Sebab pemahaman umum dalam pengertian tempat ibadah seringkali digunakan sebagai upaya penyampaian hasutan yang bertentangan dengan kaidah-kaidah positif yang seringkali ditujukan kepada ajakan atau seruan yang semestinya lebih menguatkan keimanan para pemeluk agamanya, namun hal itu tampak berbeda jika seseorang menyampaikannya pada tempat-tempat umum sebagaimana penulis sebutkan diatas untuk dijadikan aksi politik seseorang.
Perbuatan menghasut adalah usaha untuk menggerakkan orang lain supaya melakukan tindakan tertentu yang dikehendaki oleh para penghasutnya. Maka dengan demikian dalam delik penghasutan itu terdapat dua subjek didalamnya yang sepatutnya dipahami, yaitu orang yang melakukan penghasutan dan orang yang dihasut, sehingga penggunaan pasal penghasutan sebagaimana pasal 160 dalam Undang-undang KUHP perlu direspon dan dievaluasi lebih dalam.
Dari kenyataan ini, maka penggunaan hasutan dan ancaman bagi pelaku syiar agama yang menyerukan ketaqwaan dan ketaatan bagi umatnya, adalah hal yang tetap harus dipertahankan. Sedangkan dalih penghasutan dimuka publik diluar ruang keagamaan atau merupakan wilayah umum, tentu bertentangan dengan hukum negara dan HAM dari setiap warga negara. Sebab sering hal ini menjadi rancu pada penggunaan dan kedudukannya, yang tentu saja harus dicermati dan dievaluasi baik mengenai tempat, waktu dan situasinya.

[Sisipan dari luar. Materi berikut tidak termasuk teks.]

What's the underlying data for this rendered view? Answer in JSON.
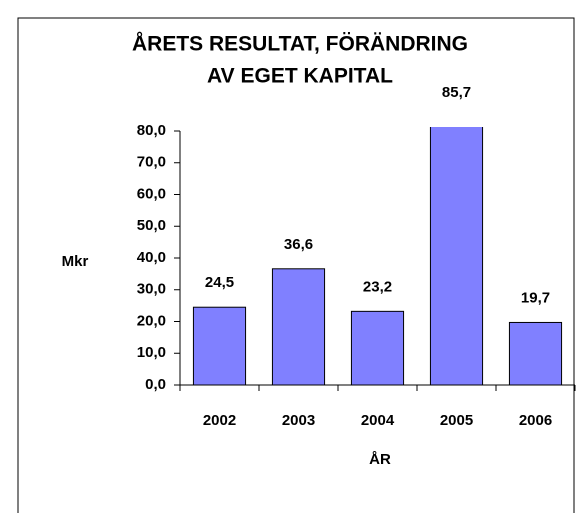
{
  "chart_data": {
    "type": "bar",
    "title": [
      "ÅRETS RESULTAT, FÖRÄNDRING",
      "AV EGET KAPITAL"
    ],
    "x_label": "ÅR",
    "y_label": "Mkr",
    "categories": [
      "2002",
      "2003",
      "2004",
      "2005",
      "2006"
    ],
    "values": [
      24.5,
      36.6,
      23.2,
      85.7,
      19.7
    ],
    "value_labels": [
      "24,5",
      "36,6",
      "23,2",
      "85,7",
      "19,7"
    ],
    "color": "#8080ff",
    "ylim": [
      0,
      80
    ],
    "yticks": [
      {
        "value": 0,
        "label": "0,0"
      },
      {
        "value": 10,
        "label": "10,0"
      },
      {
        "value": 20,
        "label": "20,0"
      },
      {
        "value": 30,
        "label": "30,0"
      },
      {
        "value": 40,
        "label": "40,0"
      },
      {
        "value": 50,
        "label": "50,0"
      },
      {
        "value": 60,
        "label": "60,0"
      },
      {
        "value": 70,
        "label": "70,0"
      },
      {
        "value": 80,
        "label": "80,0"
      }
    ],
    "grid": false
  }
}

Apalagi saat ini, terdapat pihak yang memanfaatkan sarana keagamaan yang dijadikan muatan politik serta menjadi sumber politik identitas, adalah bentuk penyimpangan dari ruang keagamaan yang menyalahi aturan. Sehingga masuknya nuansa politik menjadi memperkeruh dan dimanfaatkan oleh oknum agama tertentu untuk dijadikan sebagai sarana untuk merebut kekuasaan, tentu harus ada upaya yang mengatur batasan ini agar ruang-ruang yang sakral tidak dicampur adukkan dengan ruang politik.
Seringnya pemutar balikan fakta kejadian untuk menghindari jeratan hukum, maka hal itu menyudutkan seolah-olah negara telah menjadi biang keladi sebagaimana tuduhan sekelompok orang yang menuding seakan-akan negara telah berlaku zdolim terhadap ulama, dengan tuduhan melakukan kriminalisasi ulama untuk menggiring opini publik agar mendeskreditkan pemerintah dan telah merekayasa aksi fitnah untuk menjatuhkan nama baik seorang ulama. Hal ini terus didengungkan agar masyarakat mempercayai sumber pemberitaan tersebut.
Negeri ini sungguh harus dijaga dari tangan-tangan mereka yang berambisi kepada kedudukan dan keserakahan dari orang-orang yang munafik untuk mengaburkan identitas bangsa dan dengan sengaja menjadikan kitab suci sebagai rivalitas ideology guna memecah belah persatuan dan kesatuan NKRI, maka sudah sepatutnya kesadaran ini dibangun dan ditanamkan ulang bagi segenap generasi muda. Tindakan hukum tidak menjadi boleh surut menyentuh mereka secara tegas, walau mereka saat ini berlindung dari sebutan kriminalisasi ulama yang sengaja diserukan.